Now you need a seed crystal, usually you will find at the bottom nicely sized sugar crystals already suitable for this purpose or you may use a bought candy sugar crystal (that’s cheating !). Dry up the crystal with some paper towel and fix it with a slip knot to a thread of “invisible sewing thread” which is a thin clear thread of nylon or use very thin fishing line. Don’t use regular threads made out of cotton etc. as they work like a wick and are easily visible in the ready crystal.
Fix the thread to a piece of wood or a pencil for example so that the crystal suspends somehow above 2 – 3 cm (about one inch) the bottom of your growing vessel but well below the surface of the solution. Before doing that rinse the crystal on the thread shortly in cold water.
The growing vessel must stay open to allow the water to evaporate but you may cover it with a thin paper towel (most paper towels are multi layer so you may split them) to prevent flies, wasps, dust etc. from falling into the solution.
As the water evaporates your seed crystal will grow.
This will not work if you are in a very humid climate or if your room temperature changes and goes up.
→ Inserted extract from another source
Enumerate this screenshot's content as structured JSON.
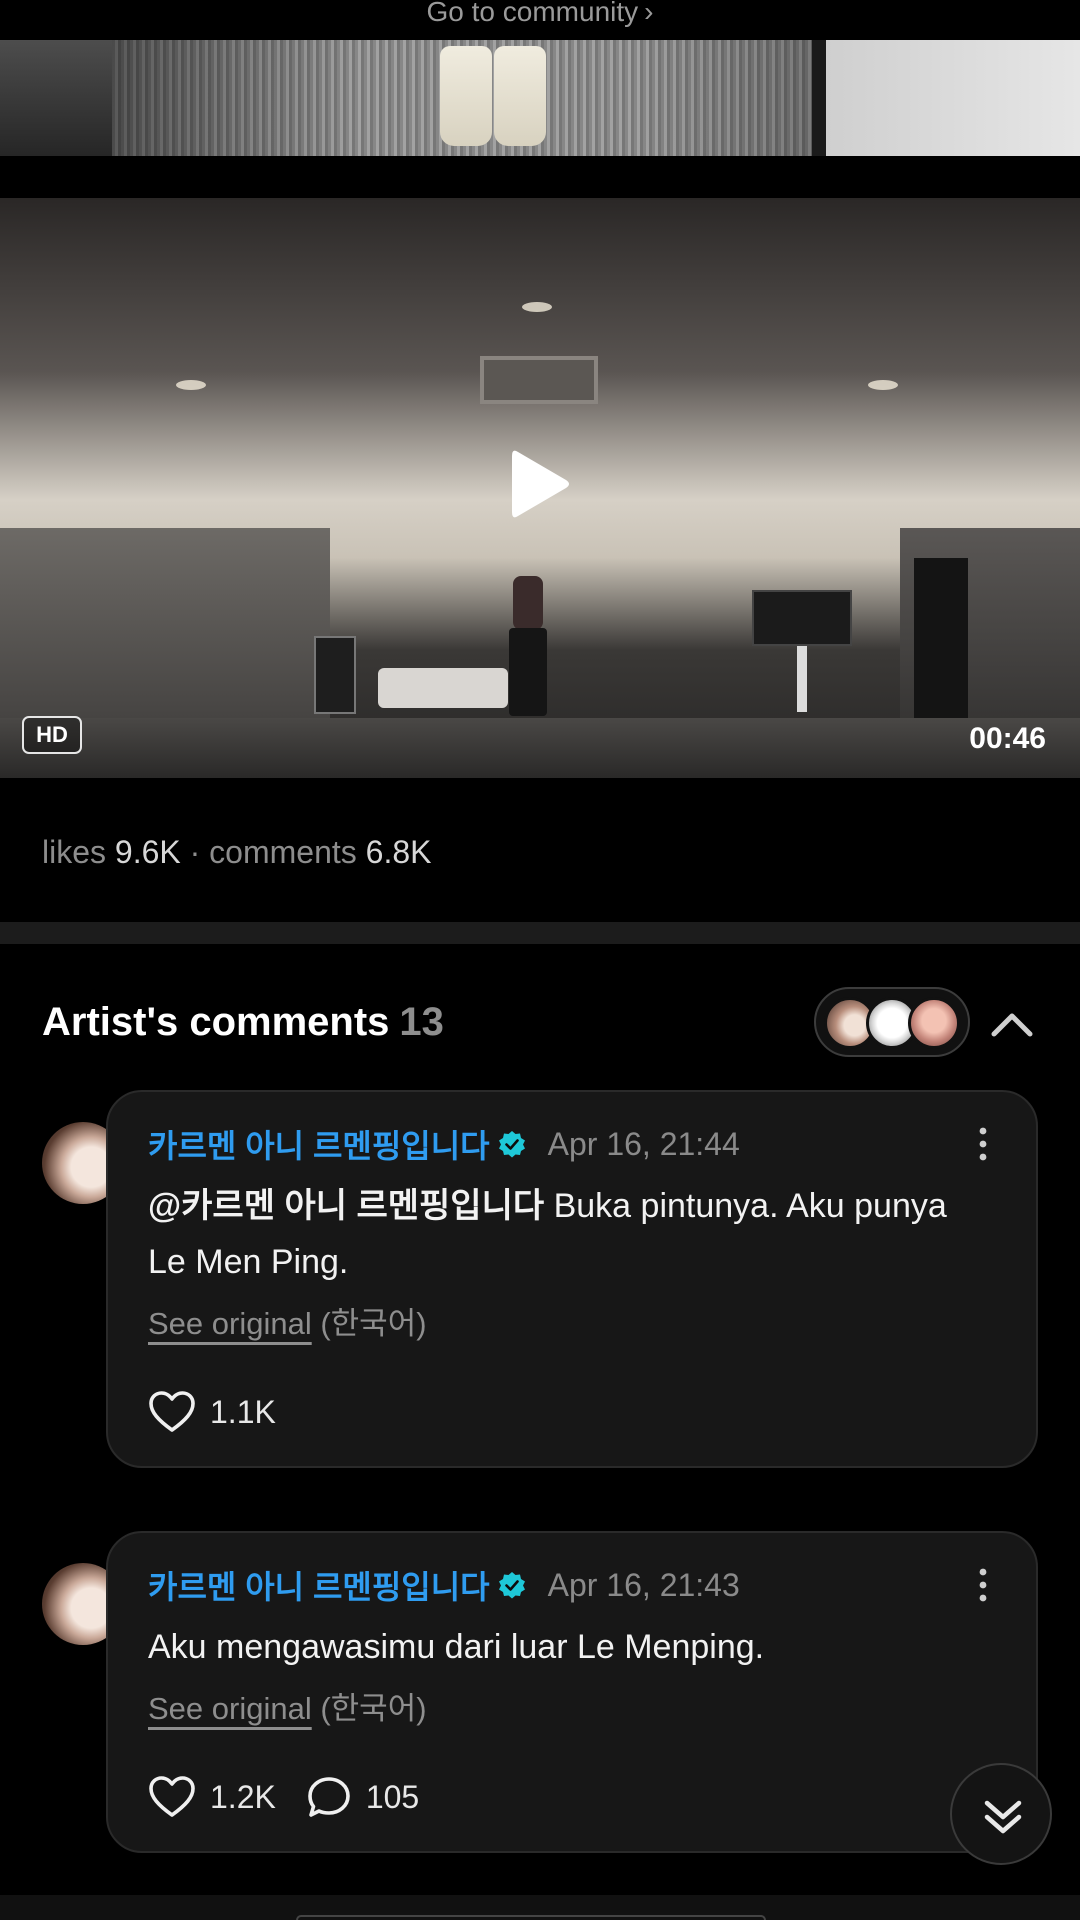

As evaporation goes on there may grow additional crystals on the bottom of the vessel on the thread or on the sides. They grow on the cost of your desired main crystal. If so, pour the solution in a freshly cleaned other vessel rinse the crystal and the thread shortly in cold water (remove additional crystals which may have formed on the thread) and go on with evaporation.

The Slowly Cooling Method

If you produced the saturated solution for the evaporation method and found some crystals at the bottom you already used the slowly cooling method to produce crystals ! To get bigger and better ones you just have to add more sugar (larger “security gap”) and take care that the solution cools down very slowly.
A good basic recipe is to add 230 to 300 grams of sugar to 100 grams of water, heat up until the solution boils and gets clear. Pour the solution in your final growing vessel and close it tightly. Take care that the the solution cools down very slowly by insulating it and also avoid any moving, shaking or vibration of the solution.
You may give the crystals a better surface to grow, a matrix, if you put in a piece of rock, or have it suspended on a thread, or use a metal paper clip on a thread.
It takes a few hours to days, depending on how much solution you take and how good your insulation is, until the solution has cooled down to room temperature and the crystals are ready.
They main problems you may have with the slowly cooling method is that the solution does not cool down slowly enough, which results in small crystals or your solution has cooled down but there are no crystals at all !
What happened ? Supersaturation ! Your solution contains much more sugar as “allowed” since there have not formed any seed crystals spontaneously. If the solution is disturbed or you throw in some little sugar grains crystallization starts immediately.
Since the growing velocity of sugar crystals is small, solutions are often slightly supersaturated when they have cooled down and so the crystals still grow a little while even if the temperature does not change anymore. So allow the crystals some extra time.